(Aug. 26) In the past several years, the availability of organic fresh produce has increased and more people have been buying organics. In Fresh Trends 1996, 23% of consumers reported buying organic fresh produce in the six months before being surveyed. By 2000, that number was up to 32%, and the number increased to 34% in Fresh Trends 2002 survey. Fresh Trends research does not quantify the volume of organic purchases, only the incidence of purchase.

Younger consumers are more likely to drive this segment of the fresh produce industry. Of consumers 18 to 34 years old, 44% say they bought organic fresh produce in the six months before the survey. This purchasing behavior drops to 37% among those 35-44 and continues to drop within each age group. Only 26% of those age 65 years or older purchased organics in the six months before the survey.

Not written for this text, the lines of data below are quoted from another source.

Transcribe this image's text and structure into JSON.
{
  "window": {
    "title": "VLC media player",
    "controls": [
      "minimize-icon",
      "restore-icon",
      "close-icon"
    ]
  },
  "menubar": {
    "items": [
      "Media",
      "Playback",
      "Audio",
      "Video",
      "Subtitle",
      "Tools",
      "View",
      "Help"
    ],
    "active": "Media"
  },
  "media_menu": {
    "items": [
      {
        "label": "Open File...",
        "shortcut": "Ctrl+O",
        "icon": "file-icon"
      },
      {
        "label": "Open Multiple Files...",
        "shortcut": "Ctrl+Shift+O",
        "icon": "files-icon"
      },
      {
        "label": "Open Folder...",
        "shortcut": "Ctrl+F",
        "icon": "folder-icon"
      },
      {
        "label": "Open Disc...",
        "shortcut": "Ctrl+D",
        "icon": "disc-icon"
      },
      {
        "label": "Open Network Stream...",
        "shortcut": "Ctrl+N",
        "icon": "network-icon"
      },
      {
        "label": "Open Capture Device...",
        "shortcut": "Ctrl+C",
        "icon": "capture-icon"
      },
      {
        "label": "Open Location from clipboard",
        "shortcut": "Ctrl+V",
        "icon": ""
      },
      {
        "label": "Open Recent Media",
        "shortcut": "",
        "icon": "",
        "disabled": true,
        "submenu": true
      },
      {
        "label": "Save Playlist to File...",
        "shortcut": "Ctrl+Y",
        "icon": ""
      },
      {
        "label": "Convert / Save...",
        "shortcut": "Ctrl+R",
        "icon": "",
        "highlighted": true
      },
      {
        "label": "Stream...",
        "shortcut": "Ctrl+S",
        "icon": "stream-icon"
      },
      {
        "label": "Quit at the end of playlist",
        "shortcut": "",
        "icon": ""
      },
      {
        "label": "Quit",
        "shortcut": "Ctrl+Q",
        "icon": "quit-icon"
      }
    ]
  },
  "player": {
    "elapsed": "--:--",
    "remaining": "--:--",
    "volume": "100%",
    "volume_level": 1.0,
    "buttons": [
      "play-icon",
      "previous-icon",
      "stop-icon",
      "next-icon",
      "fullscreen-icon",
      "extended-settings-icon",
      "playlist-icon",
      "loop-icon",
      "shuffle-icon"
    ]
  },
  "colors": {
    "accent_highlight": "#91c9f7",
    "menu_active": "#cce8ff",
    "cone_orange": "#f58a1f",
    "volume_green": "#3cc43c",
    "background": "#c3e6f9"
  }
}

The West is a key sector of the organic fresh produce market. Among consumers in Western states, 50% say they purchased one or more organic fresh produce items in the six months preceding the survey. Consumers in other regions are less likely to purchase organics. Thirty-two percent of consumers in the North Central region% say they purchased organic fresh produce in the six months preceding the survey. The Northeast and the South follow at 30% and 29%, respectively.

There is little difference in organic purchasing based on income. About one-third of those earning up to $74,999 annually report that they purchased organic fresh produce in the months before the survey. However, among those with incomes of $75,000 or more, purchase incidence rises to 41%.

While past research has shown consistency between men and women in their purchases of organic fresh produce, this year’s survey shows a higher incidence of organic purchases among men, at 39% compared to women at 33%.

While vegetables seem to have the lion’s share of purchase incidence, with 73% of organic buyers choosing fresh vegetables, the incidence of organic fresh fruit purchases is on the rise. In Fresh Trends 1996, 24% of organic purchasers bought one or more fresh fruits. Incidence peaked in Fresh Trends 2000 at 35%. In Fresh Trends 2000 the numbers remained at 34%.

Tomatoes lead as the organic item of choice. Thirty-seven% of those who purchased organic fresh produce bought tomatoes. Eighteen percent bought leafy vegetables, which consist of various lettuces, and 15% bought organic carrots.

For fruits, apples lead the list at 12%. After apples, no one fruit is mentioned by more than 5% of organic purchasers.